The Government's financial statements, published by the Treasury, show that for the 11 months to the end of May core Crown tax revenue was $243 million or 0.5 per cent higher than forecast, mainly due to GST revenue being up $238 million or 2.2 per cent.

The GST variance was expected to reverse next month, leaving tax revenue close to the full-year forecast.

Core Crown expenses continued to be behind forecast, with the variance growing from $416 million in the 10 months to April to $558 million in the 11 months to May. The core expenses were 1 per cent lower than forecast.

Factors contributing to the lower core expenses included $82 million or 0.4 per cent lower than forecast spending on social security and welfare spending.

The largest factor was family tax credits $94 million below forecast, driven by fewer recipients and an incorrect split of forecast expense between May and June. It was expected some of that difference would be reversed for June, Treasury said.

The operating balance deficit for the 11 months came in $73 million or 3.5 per cent worse than expected at $2.2 billion. That was due to the downturn in global equity markets, triggered by the European sovereign debt crisis, leading to a fall in gains on the Crown's investment portfolios, Treasury said.
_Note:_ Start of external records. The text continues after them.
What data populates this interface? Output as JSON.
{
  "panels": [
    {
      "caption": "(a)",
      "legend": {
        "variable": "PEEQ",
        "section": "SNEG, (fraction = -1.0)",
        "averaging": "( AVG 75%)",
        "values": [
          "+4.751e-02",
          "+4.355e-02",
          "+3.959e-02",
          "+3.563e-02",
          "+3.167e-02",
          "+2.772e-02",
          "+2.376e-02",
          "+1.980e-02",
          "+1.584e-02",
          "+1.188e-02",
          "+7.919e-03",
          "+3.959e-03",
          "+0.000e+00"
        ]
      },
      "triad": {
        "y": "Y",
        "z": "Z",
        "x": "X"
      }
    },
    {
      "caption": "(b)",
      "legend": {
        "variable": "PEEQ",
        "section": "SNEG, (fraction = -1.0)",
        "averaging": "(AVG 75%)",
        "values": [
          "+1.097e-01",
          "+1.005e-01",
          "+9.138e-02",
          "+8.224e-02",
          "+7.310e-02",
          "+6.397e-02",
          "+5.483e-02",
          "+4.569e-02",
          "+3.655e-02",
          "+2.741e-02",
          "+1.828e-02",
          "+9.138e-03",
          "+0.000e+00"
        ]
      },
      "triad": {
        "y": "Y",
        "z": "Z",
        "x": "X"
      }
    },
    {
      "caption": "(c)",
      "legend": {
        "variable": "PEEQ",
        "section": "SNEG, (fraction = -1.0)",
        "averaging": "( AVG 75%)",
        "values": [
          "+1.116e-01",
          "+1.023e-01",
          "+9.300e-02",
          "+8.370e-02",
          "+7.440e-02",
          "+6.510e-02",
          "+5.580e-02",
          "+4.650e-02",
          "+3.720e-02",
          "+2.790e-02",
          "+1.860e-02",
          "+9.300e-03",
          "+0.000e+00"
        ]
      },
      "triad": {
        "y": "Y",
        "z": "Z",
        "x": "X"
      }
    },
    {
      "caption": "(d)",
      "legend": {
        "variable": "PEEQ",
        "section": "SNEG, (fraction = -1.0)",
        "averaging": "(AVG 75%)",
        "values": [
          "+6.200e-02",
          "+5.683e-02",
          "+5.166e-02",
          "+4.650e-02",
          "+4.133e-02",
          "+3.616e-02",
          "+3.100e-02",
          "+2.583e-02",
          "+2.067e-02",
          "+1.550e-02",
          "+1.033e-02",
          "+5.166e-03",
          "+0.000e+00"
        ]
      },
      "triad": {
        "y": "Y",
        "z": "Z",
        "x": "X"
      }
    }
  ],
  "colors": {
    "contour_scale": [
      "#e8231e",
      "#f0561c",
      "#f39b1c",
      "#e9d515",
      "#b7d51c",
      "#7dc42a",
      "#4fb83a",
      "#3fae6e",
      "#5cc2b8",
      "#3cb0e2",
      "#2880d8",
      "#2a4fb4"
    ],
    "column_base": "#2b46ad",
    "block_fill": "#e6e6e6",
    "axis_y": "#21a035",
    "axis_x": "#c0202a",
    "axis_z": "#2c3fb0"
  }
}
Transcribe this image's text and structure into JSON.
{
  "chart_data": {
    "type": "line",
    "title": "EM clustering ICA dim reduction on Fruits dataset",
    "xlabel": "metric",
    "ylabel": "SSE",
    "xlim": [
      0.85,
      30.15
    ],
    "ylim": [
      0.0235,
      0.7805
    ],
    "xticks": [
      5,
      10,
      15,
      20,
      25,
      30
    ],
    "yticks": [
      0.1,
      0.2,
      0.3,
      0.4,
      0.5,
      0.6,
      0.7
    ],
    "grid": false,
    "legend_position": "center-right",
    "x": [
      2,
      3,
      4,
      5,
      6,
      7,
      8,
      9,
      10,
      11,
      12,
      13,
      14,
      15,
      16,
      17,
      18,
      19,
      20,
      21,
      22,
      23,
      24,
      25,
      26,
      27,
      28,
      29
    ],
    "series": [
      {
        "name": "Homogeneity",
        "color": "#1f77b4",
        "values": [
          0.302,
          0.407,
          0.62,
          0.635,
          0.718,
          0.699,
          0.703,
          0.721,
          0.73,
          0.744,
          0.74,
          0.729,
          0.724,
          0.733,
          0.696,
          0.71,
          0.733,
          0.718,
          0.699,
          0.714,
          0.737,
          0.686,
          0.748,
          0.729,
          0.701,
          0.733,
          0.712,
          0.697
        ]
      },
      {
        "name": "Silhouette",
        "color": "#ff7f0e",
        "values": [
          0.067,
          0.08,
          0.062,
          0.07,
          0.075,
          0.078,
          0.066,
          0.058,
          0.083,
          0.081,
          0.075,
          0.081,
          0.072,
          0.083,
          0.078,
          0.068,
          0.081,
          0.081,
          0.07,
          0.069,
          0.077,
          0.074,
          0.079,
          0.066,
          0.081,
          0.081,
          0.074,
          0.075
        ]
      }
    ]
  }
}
Year-to-date investment income for the NZS Fund was $203 million below forecast, and that for ACC $208 million below. ACC had reported a year-to-date actuarial loss of $35 million, compared with a forecast gain of $204 million.

Gross debt was $685 million (1.3 per cent) lower than expected due to market conditions limiting the issuance of Government stock and treasury bills, which were $465 million and $812 million below forecast, respectively.

Net debt was close to forecast at $25.4 billion, 13.6 per cent of GDP.